There was this instance, or a period of time, where I experienced being in a state of bliss, equanimity and you can say what was seen through the lens of the mind was love – unconditional love. Nothing and no one was left out of it and it was indeed a joyful experience. Because there was so much joy and bliss in that experience, thus attachment is born out of it moulding a fabrication of that exact state. All this was because there was pleasantness hence the mind signalling it as pleasure.
And pleasure always equates to pain, because the mind will keep on wanting to go back to the pleasurable state to the extent of mimicking the state even when situations trigger. Thus, the personality or rather, the facade is born.
Since it is untrue to the inner state of what is, the conflict begins and the thoughts that churns out from the untrue idea results in a state of confusion. The attitude of hanging on to that personality itself propels more and more inner turmoil thus projects onto the outer reality that it is somewhat attacked in most areas. It was again, such an amazing experience to be in such state.
Soon thoughts with heavy weight accompanied. The mind was no longer free because freedom was no longer what I experienced. The body started to well up heaviness, and I was unable to allow myself express what was in me because I knew, or rather the mind that knew the truth – that what is let out is not true at all, hence the silence despite the noise within.
The mind got more and more tense, though not reflected on the outside. Dark thoughts hovered around the mind, as if unhappy with anything that it perceives whether from sight, sound, taste and touch. Nothing was pleasurable anymore. It had entangled up itself with its own game of wanting pleasure not knowing that the pleasure that it was seeking for cannot be seek, and the very pleasure that it was seeking for has resulted into pain.
Until arriving at an edge, expressions had to be let out and there was no interference in it, as in no longer holding back as there was a knowing that through expressing, it would find its way back albeit in layers. It was so so hilarious. Because as soon as it started expressing faults, especially of others, there were laughter knowing that it was untrue. And then it went to the direction of self-blame, and then there was laughter again, also knowing that it was untrue. It was sheer madness… madness in joy!! And the bitching went on and on… as it just had to let out; to a trusted friend; just to find its way back home again.
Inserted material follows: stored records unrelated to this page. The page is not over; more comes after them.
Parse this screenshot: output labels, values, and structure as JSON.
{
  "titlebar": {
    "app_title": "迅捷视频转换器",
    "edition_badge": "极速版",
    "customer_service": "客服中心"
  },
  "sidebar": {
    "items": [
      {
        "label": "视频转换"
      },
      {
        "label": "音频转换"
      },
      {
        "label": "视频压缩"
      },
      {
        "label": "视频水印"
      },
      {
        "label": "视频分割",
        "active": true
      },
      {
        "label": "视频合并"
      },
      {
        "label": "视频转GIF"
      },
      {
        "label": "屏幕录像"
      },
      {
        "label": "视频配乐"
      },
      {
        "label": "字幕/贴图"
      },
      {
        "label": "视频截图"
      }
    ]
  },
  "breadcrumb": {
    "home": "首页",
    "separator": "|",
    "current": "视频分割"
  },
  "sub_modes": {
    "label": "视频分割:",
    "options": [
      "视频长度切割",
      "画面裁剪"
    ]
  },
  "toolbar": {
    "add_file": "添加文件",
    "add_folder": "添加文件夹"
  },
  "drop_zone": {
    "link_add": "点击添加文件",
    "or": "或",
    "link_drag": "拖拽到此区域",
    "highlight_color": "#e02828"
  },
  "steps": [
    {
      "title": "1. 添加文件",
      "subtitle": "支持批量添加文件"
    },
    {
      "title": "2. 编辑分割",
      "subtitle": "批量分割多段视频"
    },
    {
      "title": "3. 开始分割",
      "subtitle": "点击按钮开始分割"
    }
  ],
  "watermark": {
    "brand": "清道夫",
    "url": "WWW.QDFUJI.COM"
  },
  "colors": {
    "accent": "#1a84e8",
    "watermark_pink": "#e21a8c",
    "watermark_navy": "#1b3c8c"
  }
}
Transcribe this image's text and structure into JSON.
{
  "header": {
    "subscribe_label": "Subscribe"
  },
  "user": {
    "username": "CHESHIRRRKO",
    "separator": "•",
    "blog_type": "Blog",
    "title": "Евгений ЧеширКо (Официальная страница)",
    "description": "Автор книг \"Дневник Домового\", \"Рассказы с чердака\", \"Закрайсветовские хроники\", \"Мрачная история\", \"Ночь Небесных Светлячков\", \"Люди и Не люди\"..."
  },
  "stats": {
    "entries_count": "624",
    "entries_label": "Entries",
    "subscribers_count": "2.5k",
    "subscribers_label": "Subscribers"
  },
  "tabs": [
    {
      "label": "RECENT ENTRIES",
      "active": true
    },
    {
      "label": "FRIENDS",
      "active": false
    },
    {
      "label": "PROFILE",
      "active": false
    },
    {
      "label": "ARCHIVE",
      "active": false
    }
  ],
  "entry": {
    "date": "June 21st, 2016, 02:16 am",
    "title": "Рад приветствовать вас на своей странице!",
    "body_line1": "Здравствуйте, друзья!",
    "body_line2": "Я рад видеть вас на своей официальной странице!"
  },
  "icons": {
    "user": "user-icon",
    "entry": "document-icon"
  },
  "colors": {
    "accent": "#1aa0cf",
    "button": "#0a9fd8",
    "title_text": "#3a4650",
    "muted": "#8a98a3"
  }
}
All storylines were indeed a hoax to cover up the shame of attachment to a state that could not be hung on. Observing what came up, several past issues which were not dealt with authentically also surfaced. It came closer and closer to the space of truth – because there was so much pleasure in the personality of a loving, gentle person that it hung on to that personality. And yet again, the loving, gentle person that it hung on to turned out to be an ugly monster. With the loving, gentle personality came with an expectation certain qualities. And because this facade was untrue to the inner state of mind, the conflict arises.
A question was then posted – when I am bitchy, does it mean I am not loving? – and I laughed again at the silly self-judgements. It is always, always about good and bad, right and wrong – educated by society, surrounding environment and people – when all that is required is honesty and authenticity within oneself.
I am one loving bitch at this moment, full of vulgarity yet one of joy – because I realised that there is no difference in being a loving angel, or a loving bitch – except for the fear of being judged, and to seek approval. All are only confused and misunderstood terminologies. Yet, the word ‘loving’ here is only onto myself and nothing to do with anybody or anything out there. So if I am loving what is, why wouldn’t I be loving my bitchiness? And if I am loving my bitchiness, am I not a loving bitch at this moment, at least to myself? If I am loving my moment with myself regardless of what I am doing with myself, would else can find fault with me, except myself? I am all that matters, is it not?
In truth, any mental states or rather personality experienced in oneself arises from conditionings. And there is really nothing I can do about it when such is the state. All I can do is just continuously practise, as in to be aware of it, until the cloud passes off and to start working with the conditions again. And each now that I am aware, I am already sowing the right conditionings. It is work in progress and all about practise – and there is nothing wrong with it. At least, the right attitude of taking responsibility and integrity is present – and that is authenticity itself. If not now, when?
So, will you join me and be the loving idiot too?